Harden local state storage boundaries#3438
Conversation
Confine task artifact and automation/run storage IDs before path construction, enable SQLite foreign keys for every state connection, create file-backed secrets with private mode at first write, and keep explicit CODEWHALE_HOME isolated from ambient legacy state. Regression coverage exercises path-like task IDs, automation and run IDs, thread deletion cascades, secure file-store round trips, and explicit home isolation while preserving default legacy backfill/migration behavior.

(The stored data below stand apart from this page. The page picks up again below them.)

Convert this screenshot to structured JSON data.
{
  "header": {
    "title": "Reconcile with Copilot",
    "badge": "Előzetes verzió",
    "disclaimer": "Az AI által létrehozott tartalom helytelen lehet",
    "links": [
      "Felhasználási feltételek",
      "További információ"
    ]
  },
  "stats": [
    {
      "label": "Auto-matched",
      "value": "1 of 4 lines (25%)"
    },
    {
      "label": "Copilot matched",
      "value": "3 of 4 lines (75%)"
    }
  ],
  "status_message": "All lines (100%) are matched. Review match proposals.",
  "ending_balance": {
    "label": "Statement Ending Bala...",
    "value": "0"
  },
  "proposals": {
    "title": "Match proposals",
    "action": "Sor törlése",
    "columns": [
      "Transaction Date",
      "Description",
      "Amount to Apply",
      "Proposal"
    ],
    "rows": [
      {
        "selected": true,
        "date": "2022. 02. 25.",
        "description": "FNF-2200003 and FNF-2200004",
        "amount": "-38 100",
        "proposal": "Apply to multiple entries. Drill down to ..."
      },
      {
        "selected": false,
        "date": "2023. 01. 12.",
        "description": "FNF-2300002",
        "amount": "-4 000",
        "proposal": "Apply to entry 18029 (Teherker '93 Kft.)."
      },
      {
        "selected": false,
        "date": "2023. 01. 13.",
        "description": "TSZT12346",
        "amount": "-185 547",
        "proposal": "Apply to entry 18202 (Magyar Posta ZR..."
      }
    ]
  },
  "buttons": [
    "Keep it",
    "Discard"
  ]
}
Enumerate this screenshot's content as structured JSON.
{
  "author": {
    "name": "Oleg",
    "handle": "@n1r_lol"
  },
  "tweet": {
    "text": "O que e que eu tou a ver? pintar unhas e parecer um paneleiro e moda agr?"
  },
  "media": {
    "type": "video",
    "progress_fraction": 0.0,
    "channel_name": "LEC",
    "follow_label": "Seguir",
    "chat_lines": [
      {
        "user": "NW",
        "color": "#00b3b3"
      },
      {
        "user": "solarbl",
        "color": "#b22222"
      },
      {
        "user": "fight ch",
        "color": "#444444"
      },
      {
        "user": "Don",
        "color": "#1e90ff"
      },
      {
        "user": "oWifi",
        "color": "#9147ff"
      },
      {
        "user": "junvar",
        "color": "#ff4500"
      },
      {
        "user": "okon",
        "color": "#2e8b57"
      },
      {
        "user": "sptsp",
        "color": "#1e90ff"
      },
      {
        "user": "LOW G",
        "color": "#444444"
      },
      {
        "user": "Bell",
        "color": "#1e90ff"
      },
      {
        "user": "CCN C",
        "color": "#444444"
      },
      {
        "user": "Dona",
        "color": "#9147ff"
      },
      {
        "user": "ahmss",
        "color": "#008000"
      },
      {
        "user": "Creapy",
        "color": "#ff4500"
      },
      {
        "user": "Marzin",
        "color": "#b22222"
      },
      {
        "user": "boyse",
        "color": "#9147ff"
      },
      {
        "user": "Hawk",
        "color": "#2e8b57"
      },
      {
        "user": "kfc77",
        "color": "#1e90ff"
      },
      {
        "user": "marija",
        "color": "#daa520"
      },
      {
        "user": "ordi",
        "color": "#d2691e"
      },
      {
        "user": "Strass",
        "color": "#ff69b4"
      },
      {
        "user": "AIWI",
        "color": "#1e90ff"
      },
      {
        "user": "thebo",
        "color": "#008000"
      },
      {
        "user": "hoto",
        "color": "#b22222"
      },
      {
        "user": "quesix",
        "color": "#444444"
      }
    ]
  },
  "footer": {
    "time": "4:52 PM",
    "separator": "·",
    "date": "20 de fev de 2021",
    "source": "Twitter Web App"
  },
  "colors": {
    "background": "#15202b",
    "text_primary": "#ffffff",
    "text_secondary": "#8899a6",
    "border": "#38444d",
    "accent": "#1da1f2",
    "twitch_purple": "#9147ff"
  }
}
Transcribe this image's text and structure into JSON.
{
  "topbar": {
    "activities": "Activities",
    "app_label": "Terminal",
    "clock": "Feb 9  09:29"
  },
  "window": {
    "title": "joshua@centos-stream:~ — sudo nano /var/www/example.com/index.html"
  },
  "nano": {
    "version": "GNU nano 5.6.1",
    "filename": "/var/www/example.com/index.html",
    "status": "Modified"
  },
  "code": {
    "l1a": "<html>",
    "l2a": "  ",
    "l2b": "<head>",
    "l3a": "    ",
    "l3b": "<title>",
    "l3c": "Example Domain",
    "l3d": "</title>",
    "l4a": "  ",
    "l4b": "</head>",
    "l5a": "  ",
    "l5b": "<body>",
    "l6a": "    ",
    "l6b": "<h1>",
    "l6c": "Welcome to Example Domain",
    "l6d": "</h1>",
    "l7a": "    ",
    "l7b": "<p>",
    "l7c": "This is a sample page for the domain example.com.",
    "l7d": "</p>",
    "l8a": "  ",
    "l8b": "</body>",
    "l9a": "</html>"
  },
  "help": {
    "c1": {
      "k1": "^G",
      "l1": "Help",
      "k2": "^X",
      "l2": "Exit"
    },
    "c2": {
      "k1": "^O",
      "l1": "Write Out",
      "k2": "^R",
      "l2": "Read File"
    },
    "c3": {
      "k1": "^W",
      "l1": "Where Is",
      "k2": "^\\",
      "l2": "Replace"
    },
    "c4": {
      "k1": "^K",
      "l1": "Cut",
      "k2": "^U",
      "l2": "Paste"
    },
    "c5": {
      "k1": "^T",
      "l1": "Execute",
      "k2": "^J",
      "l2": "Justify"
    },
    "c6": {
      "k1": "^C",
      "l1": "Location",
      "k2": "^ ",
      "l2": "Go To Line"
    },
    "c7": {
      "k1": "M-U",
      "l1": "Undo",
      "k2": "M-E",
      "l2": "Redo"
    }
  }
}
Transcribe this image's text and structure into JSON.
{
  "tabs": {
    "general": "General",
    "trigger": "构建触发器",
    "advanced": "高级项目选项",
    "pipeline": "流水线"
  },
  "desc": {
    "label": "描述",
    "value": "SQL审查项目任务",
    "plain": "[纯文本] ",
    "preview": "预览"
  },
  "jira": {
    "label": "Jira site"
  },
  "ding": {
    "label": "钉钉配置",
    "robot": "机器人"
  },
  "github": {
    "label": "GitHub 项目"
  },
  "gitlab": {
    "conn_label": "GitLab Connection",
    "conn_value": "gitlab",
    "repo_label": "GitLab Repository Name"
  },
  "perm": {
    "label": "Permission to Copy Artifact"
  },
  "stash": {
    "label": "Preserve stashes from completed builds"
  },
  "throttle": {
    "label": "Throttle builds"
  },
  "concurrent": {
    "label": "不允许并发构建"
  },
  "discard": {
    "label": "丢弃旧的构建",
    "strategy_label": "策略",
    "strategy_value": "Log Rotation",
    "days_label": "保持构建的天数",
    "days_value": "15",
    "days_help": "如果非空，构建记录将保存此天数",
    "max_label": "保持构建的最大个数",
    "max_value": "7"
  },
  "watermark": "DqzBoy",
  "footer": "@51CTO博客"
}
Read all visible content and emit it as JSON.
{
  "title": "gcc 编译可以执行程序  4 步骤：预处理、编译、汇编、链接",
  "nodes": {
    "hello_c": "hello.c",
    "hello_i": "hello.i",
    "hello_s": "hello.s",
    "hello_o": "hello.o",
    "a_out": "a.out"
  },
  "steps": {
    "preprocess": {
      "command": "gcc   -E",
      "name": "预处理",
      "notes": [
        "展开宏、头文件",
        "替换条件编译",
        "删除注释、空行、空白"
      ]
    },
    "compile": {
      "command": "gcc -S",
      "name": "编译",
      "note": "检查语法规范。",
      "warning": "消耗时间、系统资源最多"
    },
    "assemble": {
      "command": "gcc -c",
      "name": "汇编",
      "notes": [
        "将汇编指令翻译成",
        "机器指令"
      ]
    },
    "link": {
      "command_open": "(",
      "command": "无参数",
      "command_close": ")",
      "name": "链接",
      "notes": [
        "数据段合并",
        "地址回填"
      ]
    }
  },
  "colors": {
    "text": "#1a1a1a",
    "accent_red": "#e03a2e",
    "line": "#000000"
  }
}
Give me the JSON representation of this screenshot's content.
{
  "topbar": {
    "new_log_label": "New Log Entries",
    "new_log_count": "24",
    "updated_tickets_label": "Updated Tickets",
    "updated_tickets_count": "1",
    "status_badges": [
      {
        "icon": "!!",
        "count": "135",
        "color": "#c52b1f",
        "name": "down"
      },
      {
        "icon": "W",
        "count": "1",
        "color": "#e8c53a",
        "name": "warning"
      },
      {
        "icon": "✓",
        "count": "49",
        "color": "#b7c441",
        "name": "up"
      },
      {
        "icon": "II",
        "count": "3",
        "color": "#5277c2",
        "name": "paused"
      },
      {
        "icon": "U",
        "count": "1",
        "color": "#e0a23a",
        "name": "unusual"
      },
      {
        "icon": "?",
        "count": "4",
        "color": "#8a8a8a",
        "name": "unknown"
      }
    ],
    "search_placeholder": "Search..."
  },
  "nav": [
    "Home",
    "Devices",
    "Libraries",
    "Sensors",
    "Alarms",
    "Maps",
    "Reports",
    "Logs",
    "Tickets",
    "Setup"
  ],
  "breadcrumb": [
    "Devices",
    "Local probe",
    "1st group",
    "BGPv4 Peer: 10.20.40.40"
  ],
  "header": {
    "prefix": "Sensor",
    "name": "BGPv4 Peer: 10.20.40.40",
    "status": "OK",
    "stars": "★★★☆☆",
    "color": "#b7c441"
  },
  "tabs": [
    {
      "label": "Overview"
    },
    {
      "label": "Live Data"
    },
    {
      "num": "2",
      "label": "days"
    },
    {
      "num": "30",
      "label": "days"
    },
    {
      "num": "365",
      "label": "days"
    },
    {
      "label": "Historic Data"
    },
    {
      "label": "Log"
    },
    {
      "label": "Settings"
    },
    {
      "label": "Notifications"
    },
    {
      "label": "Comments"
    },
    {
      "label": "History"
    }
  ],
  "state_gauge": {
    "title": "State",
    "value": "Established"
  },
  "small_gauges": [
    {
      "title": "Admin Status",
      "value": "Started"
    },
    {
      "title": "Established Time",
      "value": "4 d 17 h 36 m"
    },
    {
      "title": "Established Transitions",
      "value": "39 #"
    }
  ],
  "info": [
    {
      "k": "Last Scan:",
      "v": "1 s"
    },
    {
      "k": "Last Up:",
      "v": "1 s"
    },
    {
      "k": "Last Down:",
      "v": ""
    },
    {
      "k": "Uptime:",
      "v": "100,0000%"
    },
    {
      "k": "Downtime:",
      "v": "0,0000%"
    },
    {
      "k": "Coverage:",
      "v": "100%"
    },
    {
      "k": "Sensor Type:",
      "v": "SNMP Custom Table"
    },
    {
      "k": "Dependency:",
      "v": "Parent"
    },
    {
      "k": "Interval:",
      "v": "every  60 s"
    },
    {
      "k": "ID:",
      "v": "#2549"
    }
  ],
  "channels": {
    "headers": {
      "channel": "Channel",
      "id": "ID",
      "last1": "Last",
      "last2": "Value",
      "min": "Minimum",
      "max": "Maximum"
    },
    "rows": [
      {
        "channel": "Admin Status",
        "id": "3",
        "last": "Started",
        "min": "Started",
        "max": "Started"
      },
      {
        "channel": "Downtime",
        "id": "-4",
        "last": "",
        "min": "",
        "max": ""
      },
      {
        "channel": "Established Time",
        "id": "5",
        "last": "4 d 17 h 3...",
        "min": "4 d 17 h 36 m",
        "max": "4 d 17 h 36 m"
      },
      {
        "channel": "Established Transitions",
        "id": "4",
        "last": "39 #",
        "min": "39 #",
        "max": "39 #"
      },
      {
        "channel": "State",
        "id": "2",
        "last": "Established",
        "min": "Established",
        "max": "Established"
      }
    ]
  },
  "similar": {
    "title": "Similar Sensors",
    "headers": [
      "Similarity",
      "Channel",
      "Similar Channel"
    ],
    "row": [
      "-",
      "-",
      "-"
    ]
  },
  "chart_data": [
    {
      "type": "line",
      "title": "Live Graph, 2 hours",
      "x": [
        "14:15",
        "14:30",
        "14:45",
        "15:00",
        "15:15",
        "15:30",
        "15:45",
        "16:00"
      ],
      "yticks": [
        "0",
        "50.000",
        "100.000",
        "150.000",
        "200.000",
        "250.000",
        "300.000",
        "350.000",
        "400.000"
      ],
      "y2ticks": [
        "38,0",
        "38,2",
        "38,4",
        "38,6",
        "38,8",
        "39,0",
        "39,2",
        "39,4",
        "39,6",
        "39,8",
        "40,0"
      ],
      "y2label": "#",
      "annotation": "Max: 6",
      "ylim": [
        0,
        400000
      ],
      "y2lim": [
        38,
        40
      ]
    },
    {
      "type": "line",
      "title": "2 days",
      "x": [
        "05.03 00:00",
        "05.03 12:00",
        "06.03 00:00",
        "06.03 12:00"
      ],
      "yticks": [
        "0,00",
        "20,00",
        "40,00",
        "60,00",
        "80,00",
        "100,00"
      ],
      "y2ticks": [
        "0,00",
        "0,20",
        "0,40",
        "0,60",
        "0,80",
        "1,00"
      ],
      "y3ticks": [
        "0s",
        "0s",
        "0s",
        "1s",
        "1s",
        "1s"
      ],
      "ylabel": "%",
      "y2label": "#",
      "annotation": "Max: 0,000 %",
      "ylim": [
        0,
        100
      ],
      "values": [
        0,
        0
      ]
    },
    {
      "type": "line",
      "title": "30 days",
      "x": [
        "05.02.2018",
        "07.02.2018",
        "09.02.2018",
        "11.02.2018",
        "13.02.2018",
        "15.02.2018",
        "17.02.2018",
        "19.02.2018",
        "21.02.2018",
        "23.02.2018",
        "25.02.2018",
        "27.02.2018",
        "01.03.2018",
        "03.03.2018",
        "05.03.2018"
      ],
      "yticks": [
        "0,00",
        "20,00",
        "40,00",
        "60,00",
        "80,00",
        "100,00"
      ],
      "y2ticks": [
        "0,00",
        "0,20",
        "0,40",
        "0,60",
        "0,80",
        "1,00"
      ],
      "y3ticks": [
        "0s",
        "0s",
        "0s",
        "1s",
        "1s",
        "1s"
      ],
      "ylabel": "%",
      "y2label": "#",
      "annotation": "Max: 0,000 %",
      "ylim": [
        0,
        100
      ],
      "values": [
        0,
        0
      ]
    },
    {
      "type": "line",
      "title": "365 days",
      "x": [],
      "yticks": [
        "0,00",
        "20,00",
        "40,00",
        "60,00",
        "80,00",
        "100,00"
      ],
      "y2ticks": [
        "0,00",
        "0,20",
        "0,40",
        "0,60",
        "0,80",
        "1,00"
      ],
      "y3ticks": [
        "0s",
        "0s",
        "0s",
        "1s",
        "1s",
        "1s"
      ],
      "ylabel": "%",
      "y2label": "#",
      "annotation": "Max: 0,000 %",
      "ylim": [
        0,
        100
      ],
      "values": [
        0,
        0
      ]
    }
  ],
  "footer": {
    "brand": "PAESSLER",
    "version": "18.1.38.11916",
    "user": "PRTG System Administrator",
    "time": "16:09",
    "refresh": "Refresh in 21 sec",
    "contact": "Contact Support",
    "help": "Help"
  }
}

Verification: - cargo fmt --all -- --check - git diff --check - cargo test -p codewhale-tui --bin codewhale-tui --locked write_task_artifact_rejects_path_like_task_ids - cargo test -p codewhale-tui --bin codewhale-tui --locked automation_ - cargo test -p codewhale-state --locked - cargo test -p codewhale-secrets --locked - cargo test -p codewhale-config --locked - cargo test -p codewhale-tui --bin codewhale-tui --locked
There was a problem hiding this comment.
Your free trial has ended. If you'd like to continue receiving code reviews, you can add a payment method here.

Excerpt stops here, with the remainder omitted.